In the future scikit-learn might simplify the usage of custom data generation routines during the compatibility tests. Otherwise, we might replace those incompatible tests with our own.
All sklearn estimator tests can be skipped with pytest -m "not sklearn
.
Changing Documentation
The documentation is contained in the docs/ folder.
It can be built by running make html
.
Open docs/_build/html/index.html
in a browser to view the local build of the documentation.
The documentation is structured in multiple folders and written as reStructuredText.
Excursion: Run Github Tests Locally
Instead of running the different tests above independently, it is also possible to run the whole testing workflow, which is used on Github, locally.

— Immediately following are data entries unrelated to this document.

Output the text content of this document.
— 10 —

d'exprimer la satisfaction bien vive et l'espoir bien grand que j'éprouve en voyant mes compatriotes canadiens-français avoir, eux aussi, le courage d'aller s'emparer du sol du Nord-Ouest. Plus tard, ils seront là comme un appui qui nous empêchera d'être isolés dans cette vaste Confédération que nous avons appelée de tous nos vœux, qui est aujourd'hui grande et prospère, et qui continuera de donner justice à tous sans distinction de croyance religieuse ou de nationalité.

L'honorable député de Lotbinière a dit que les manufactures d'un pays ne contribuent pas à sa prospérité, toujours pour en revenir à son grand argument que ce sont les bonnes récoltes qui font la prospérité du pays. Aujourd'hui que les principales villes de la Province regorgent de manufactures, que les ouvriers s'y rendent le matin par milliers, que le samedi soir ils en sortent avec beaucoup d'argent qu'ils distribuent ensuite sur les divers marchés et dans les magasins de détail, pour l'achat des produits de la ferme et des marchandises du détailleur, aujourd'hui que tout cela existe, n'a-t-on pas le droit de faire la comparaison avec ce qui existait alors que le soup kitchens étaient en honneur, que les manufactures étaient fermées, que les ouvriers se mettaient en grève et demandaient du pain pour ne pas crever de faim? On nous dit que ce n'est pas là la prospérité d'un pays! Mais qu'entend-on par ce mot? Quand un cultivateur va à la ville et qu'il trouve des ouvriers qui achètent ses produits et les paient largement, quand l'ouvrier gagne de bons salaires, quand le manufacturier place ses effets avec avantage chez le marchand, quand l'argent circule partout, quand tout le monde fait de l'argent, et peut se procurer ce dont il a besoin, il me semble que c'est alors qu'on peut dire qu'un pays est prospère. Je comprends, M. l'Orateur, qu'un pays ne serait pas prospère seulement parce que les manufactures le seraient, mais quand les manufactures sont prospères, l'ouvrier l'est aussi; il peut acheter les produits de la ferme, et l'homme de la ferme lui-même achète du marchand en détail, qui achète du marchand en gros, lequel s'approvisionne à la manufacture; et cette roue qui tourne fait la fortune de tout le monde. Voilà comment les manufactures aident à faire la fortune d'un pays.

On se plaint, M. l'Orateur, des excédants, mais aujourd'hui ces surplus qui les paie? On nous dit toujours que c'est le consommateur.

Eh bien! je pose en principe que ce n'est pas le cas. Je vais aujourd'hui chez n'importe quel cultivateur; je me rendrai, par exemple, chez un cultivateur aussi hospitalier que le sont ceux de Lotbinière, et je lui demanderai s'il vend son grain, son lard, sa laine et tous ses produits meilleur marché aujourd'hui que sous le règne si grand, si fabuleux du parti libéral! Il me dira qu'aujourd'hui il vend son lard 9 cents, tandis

Install nektos’ act and then run act -P ubuntu-latest=nektos/act-environments-ubuntu:18.04-full
act uses docker images with preinstalled software to provide almost the same test environment as Github. If it is not yet so, you have to install docker and, optionally, make it accessible for non-root users.
Note
The docker image requires about 18 GB disk space. The first start of act might take some time, because it downloads about 12 GB of image files.
Publish Changes
Most contributions will change files in the code or the documentation directory, as described in the
sections below. Commit your changes to a separate git branch (do not commit to master
).
After changing, push this branch to Github and open a pull request to the master
branch there.
Once the request is opened, automated tests are run.

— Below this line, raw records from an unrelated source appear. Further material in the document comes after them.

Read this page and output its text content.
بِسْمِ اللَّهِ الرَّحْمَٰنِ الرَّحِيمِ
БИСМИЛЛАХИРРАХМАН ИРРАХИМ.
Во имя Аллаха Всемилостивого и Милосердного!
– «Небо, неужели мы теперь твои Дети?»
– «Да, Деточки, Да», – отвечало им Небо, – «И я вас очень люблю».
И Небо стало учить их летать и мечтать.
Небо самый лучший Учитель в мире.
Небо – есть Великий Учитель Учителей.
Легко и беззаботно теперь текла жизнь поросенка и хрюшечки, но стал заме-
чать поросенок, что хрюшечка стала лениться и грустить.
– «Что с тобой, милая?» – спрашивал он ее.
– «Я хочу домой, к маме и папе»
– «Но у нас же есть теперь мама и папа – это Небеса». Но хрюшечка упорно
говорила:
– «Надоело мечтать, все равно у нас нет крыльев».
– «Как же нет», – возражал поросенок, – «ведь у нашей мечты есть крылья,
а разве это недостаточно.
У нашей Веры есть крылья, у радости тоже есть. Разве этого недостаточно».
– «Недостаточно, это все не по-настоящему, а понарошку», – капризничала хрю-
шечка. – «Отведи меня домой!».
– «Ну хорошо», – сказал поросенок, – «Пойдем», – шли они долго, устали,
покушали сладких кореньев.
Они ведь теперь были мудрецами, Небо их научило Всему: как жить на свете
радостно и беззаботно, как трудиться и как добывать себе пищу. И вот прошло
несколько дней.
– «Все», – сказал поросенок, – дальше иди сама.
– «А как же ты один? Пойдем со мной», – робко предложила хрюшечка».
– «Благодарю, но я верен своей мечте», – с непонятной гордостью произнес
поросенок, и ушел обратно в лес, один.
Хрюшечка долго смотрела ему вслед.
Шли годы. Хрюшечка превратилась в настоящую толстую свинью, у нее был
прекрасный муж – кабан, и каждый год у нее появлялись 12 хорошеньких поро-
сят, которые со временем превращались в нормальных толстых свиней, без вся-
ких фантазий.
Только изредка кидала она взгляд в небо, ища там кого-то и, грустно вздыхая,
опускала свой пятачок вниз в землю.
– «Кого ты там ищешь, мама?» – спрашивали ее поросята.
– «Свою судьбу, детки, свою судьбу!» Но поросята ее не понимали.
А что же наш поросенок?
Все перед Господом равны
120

If these tests indicate a problem, you can fix this problem on your branch and push again.
Once the automated tests are successful, maintainers of cblearn
will review the changes and provide feedback.
Usually, after some iterations, your changes will be merged into the main
branch.
Versions should be semantic and follow PIP440: The version indicates major.minor.fix
;
breaking changes are just allowed with major version steps.
A Github release tag indicates a new version, which triggers a continuous deployment to PyPI via Github Actions.